Runtime: 1h 54m
‘The Last Man on Earth’ is a methodical study of the titular character, and it is done slow and with increasing intensity throughout. The role seems a bit unfitting for the unsympathetic, rather snide face of Vincent Price, but he does his best regardless, scurrying around like a character in the twilight zone.
There are two main conflicts involved in the film: The first is Dr. Robert Morgans’ (Vincent Price) battle with his will to live and the second his physically exhaustive battle of remaining alive, which entails barricading windows and setting up snares for the vampires that seep in from the darkness, from which he gathers supplies for from vacant grocery stores on his daily errands.
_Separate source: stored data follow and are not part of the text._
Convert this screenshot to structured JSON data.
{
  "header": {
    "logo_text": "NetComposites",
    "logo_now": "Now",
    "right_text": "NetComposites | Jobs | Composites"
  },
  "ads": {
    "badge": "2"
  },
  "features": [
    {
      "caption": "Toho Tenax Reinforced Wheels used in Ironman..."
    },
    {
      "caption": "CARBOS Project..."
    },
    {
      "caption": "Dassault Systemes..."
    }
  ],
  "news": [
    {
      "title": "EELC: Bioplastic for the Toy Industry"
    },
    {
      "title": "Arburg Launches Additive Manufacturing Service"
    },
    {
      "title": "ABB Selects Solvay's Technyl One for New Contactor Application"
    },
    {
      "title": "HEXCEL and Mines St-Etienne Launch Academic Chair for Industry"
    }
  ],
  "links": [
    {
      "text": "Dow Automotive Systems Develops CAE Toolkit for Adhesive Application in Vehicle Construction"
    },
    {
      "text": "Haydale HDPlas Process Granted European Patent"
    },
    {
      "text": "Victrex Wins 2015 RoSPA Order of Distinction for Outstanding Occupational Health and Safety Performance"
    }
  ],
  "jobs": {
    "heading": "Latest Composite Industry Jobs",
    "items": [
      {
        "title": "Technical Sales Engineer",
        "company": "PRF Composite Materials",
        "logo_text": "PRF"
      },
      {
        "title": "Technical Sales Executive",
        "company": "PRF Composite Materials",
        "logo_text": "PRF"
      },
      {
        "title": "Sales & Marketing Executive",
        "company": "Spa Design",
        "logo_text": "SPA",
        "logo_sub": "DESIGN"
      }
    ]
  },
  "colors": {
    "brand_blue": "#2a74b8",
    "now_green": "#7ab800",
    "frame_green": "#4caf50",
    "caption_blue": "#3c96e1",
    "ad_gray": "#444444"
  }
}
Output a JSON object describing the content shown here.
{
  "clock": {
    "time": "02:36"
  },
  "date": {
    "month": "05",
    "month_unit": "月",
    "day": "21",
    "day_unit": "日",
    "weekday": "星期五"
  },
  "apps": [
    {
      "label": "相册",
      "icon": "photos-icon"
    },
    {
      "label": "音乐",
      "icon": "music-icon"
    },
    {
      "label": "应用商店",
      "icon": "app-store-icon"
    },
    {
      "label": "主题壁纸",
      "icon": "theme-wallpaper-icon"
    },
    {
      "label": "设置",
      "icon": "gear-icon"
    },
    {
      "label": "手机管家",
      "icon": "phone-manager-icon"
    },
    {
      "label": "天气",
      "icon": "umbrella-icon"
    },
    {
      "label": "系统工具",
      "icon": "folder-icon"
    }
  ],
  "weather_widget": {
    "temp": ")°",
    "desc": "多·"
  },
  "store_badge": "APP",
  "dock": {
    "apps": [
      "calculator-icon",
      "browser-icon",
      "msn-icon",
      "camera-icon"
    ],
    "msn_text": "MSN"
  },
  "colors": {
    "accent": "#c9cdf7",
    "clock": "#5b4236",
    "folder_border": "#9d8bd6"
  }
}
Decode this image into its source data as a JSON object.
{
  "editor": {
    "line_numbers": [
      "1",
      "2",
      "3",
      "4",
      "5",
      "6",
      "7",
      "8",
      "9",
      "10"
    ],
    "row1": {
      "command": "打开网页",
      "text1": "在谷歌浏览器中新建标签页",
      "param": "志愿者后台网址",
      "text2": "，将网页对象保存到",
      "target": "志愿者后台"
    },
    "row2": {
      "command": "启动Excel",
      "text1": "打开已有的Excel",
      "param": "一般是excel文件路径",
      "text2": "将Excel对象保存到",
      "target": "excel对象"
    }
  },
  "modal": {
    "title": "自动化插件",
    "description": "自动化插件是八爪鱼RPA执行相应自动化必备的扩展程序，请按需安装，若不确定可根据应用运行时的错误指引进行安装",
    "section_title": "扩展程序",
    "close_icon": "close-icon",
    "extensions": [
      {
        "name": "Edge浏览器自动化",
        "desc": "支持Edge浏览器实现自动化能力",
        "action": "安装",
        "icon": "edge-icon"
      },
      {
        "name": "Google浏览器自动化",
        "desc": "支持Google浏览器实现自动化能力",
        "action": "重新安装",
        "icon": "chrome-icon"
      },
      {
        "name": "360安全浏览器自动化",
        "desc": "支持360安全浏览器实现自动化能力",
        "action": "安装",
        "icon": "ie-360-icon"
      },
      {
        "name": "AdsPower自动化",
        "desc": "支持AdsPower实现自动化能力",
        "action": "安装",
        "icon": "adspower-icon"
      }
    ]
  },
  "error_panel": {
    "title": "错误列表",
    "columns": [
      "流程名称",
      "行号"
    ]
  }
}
The combat with will is displayed through flash-back, revealing his unfittingly beautiful wife, and his obsessive studies as a scientist, which is strangely haunting. He is occupied with curing the disease that ravishes the race, but is so confident and in control with himself that he lacks emotional composition with his ill-ridden daughter. A sort of reflexive behavioral-mode of disbelief or lack of acceptance.
The film’s structure lacks pace, yet I found in it that strange subtlety notion of film that makes some, even intellectually awful movies, bearable. If you are given little to study, you will study that little thoroughly. The melancholy mood is spare and encompassing, a drunk-mans looking glass.
In the end, The Last Man on Earth is a well-made character and conditional study, with the grace of an unusually good, not grotesque, company of veteran actor Vincent Price.